2・業者の「おしぼり」を使用しないで自分のところで手洗いなんですよ、はいいのだけれど、結局冷蔵庫なりウォーマーで待機させ、事実上濡れたままの放置状態ならそうでなくとも家庭用洗剤レベルの洗濯でとか、そりゃ臭くて当たり前。にしてもこのケースで怖いのは店の人が生臭かったりカビ臭いのに慣れ過ぎてもはや異臭を拾えないぐらいマヒしちゃってることが多いのよね。
そして、
3・いい匂い臭い。
と、今回あったクレームはこの3であり、昨今当たり前になりつつある、流行りと言うかなんと言うか、
私は「押し付け気遣い」とか「ドヤ顔サービス」と呼ぶ一方で、
稼ぎたいだけなら賢い選択とも認めつつ、
でも大概の場合はモノを知らないド天然が綺麗事を口にしながら優れ者気取りなもんで不愉快なんだけど、
なんせいかにもでしょ?いかにもなそれが手間もかからず明日から実践可能とあれば「じゃあウチも」と感染力は抜群で、
今時「おしぼり」にいい香りを後付けして出す、ってのはデフォになりつつあるのです。
方法は簡単。
業者の「おしぼり」を使用してお客様にお出しする直前、何かかけるだけ、っていう。
これがですね、アロマオイルの一振りや何かしらのピール程度ならまだしも、
趣味でもない香水やらドギツイ柔軟剤やら、なんならファ○リーズをまんまとかぶっかけて寄越してくれるもんだから、
え?飲み食いしに来てるのに手元にこんな匂い邪魔なんですけど?臭いんですけど?なんか色々台無しなんですけど?お前は気にならないの?お前こそが気にするべきじゃないの?わぁ手に着いた匂いが取れないのですけれどもー?けれどもー!?

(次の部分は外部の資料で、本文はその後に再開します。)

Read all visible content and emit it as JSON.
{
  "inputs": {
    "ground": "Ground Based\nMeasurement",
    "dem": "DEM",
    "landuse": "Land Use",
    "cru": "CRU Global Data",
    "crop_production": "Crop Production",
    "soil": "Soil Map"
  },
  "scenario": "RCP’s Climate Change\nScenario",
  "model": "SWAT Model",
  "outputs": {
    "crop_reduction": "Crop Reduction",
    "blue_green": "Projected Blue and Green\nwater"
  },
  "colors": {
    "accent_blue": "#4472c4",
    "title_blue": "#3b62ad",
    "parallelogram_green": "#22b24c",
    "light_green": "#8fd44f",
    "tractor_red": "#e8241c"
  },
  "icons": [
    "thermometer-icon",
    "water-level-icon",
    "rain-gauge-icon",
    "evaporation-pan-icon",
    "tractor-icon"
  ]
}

って場面は私も実際経験したことがあるある過ぎて困りものだけど、そういうクレーム。
でもね、
けどね、
テメーでその「おしぼり」使って飲み食いしたことあるの?
あのさ、この手の匂いが嫌な人はガチでムリだよ?
てかさ、スメハラはなにも悪臭だけに限らないとか、ちょっと前にも話題だったじゃん?
出したてにちっとばかし消毒薬臭い「おしぼり」だったとしても揮発性が高いそれがずっと臭うなんてこたないけどねぇ。
しつこくつきまとう香りをそれでもあえて選択する貴店はいったい何屋で何を主旨とした店なのだろう?
最良のサービスとか言いたいなら工程はしょった誤魔化しみたいなことせずに全部キチンとしろよ?
昔ながらに言う良い香りのおしぼりってのは「残り香のするおしぼり」であって、そこに行き着くまでの工程と直前のわざわざこそが「気持ち」であり「仕事」であり「価値」であり「意味」でしょ?
文字通り取って付けてどうすんの?
つーかさー、マジでさー、こういうとこに気がまわらないでさー、むしろイイネ!とか言えちゃうような神経なら向いてないんじゃない?飲食、アハ、どうでもいいとか言っといて止まんないよ?アハ、アハハハハハハハハハ!
とかなんとか問うたって仕方がないのですよ、これが。
パフォーマンスで良いのですもの。
いや、きゃつらの大半はこれが最上級とか思ってそうで怖いけど。
香り付きのおしぼり=いいサービス。
香りが無いおしぼり=気が利いてない。
そんなモノサシしか持ち合わせていない、良く言えば被害者であり無垢な?人達のウケだけを狙うのであればそれで充分なんですもの。
世界はね、世界に住む人々の基準と願いを具現化したカタチ、それそのものなのですよ。
あれ、水にレモンが入ってると喜ぶみたいな、
おつりが封筒に入ってたら嬉しいみたいな、
チャージ取られてサービス料も取られて、それじゃ割りに合わない程度の謎オマケを押し付けられても、とにかく他と違うナニカさえ得られりゃご満悦ってな具合。
内容なんざどうでもよくて。
多分ウチの方こそ言われてるんじゃないですか?
「あそこのおしぼり香りがしなかったねーダメだねー分かってないねーいいBarのおしぼりは香り付きなんだよー」とかって。
じゃあウチでもやればいいじゃん、って?
絶対ヤダ。
優れてるとは言わないけれど、俺の鼻はバカじゃないし、
今回みたいな話がウチで出たってことは、飲み食いを大事にしてて本質的なとこの目利きもできるお客様にお越しいただけてるってことでしょ?
ならそれが何よりですもの、さ。
マイノリティーだっていいじゃないか バーテンダーだもの
好きにしろとは言ったけど自覚はしろよ?
オマエは誰かの築いた足場の上でこれを切り崩しながら、善くも悪くも今を変えようとするような、
そんな動きに少なからず加担しているのだということだけは。